I'm on AnySoft, but it's not perfect, and I gotta say that the onscreen keyboard situation for Android was one of my biggest unexpected disappointments when moving to the platform. What I'd expected was that there'd be one FOSS keyboard that would be incredibly configurable and take over, but everything seems to significantly lack in some ways:

  • Some keyboards aren't great when it comes to arrow keys/control keys/other keys useful in Termux or ConnectBot to Linux systems.

  • Lack of keyboards that provide a straightforward way for users to create their own bindings. The ability to resize and relocate keys and to assign tap/hold/swipe bindings to individual keys seems like it'd be straightforward to me, but it doesn't seem to be a thing. I mean, why can't I remove a key that I don't use or want (say, the "mic" key if I don't use that functionality) and add my own key. Even better, my own modifier keys a la Shift to add more functionality to the other keys?

  • Some keyboards don't have typo correction. My accuracy on onscreen keyboards on a phone-size screen isn't good enough for me to really operate without that. I really wish that typo correction was an external program that the keyboard program could just plug into, so that this gets solved once and every new keyboard developer doesn't have to deal with reimplementing this.

  • Unicode input. I mean, we have this incredibly rich character set these days. Most on-screen keyboards seem to let one choose a language and to make it easy to input the common characters in that language, akin to a traditional physical keyboard. And they often provide for some common extensions to that, like superscript characters. And for some reason, a lot provide emoji support, though damned if I can see how that's essential other than maybe on something like traditional Twitter, where character count is artificially-constrained. But support for inputting Unicode seems to be remarkably limited. On desktop computers, I'm used to using emacs, which has a ton of arbitrary input methods for inputting characters. I can use various mechanisms that do things like ^2 becomes "²" or lets you search by name for Unicode characters (C-x 8 RET and then a tab-completable and searchable DIVISION SIGN becomes "÷") or lets you use TeX sequences (\rightarrow becomes "→"), lets you input Unicode characters by codepoint, or a zillion other things and lets you switch among them as is convenient. An on-screen Android keyboard could do all that and unlike emacs has the ability to manipulate the actual keyboard in front of a user and could leverage "long press" and the like, but nothing like that actually exists.

  • Chording seems remarkably underused. I mean, you've got the ability to detect multiple finger presses, but it doesn't really seem to be exploited. I get that one-hand use is a thing, but I'd think that there'd be at least a toggle between one-hand and two-hand use to be able to leverage that.
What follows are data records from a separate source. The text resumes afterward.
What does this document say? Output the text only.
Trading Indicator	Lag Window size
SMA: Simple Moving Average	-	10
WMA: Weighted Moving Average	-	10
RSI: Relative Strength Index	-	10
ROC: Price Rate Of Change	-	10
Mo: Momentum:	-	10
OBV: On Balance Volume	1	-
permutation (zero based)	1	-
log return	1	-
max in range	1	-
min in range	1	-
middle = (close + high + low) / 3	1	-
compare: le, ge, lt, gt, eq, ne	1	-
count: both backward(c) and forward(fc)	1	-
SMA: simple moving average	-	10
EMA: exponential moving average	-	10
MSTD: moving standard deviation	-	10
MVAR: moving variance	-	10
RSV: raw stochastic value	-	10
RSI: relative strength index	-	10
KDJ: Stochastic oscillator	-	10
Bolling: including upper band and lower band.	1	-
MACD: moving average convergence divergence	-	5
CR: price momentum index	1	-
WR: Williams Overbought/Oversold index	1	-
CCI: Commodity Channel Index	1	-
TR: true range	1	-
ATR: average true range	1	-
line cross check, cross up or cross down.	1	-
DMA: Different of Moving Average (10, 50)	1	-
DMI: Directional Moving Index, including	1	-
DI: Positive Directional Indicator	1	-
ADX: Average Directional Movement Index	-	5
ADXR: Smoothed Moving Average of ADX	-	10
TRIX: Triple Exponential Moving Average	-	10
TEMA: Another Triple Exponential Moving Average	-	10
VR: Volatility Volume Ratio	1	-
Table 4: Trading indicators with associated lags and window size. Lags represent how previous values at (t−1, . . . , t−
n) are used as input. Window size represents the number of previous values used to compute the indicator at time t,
  • The "drag on spacebar to move the cursor" isn't offered in AnySoft and some other keyboards, which seems like a reasonable way to deal with cursor movement where one doesn't have the precision of a mouse.

  • No macro support. I mean, okay, in the absence of fully-configurable keys, I'd have at least expected some limited ability to assign user-specified snippets of text to some menu or keys.

  • No external editor support. For some long chunks of text -- like, say, Markdown on kbin/lemmy -- I'd just as soon use one of the various dedicated Markdown editors than the in-browser editor.

[–] warmaster@lemmy.world 4 points 1 year ago (1 children)

I just want swipe-typing and typo correction, with a good look, responsiveness, and no crashing. I haven't found out a single FOSS app that can do that.

[–] WhoRoger@lemmy.world 3 points 1 year ago (1 children)
[–] warmaster@lemmy.world 1 points 1 year ago

Last time I tried it, it wasn't stable. I got a lot of crashes. I'll give it a try again.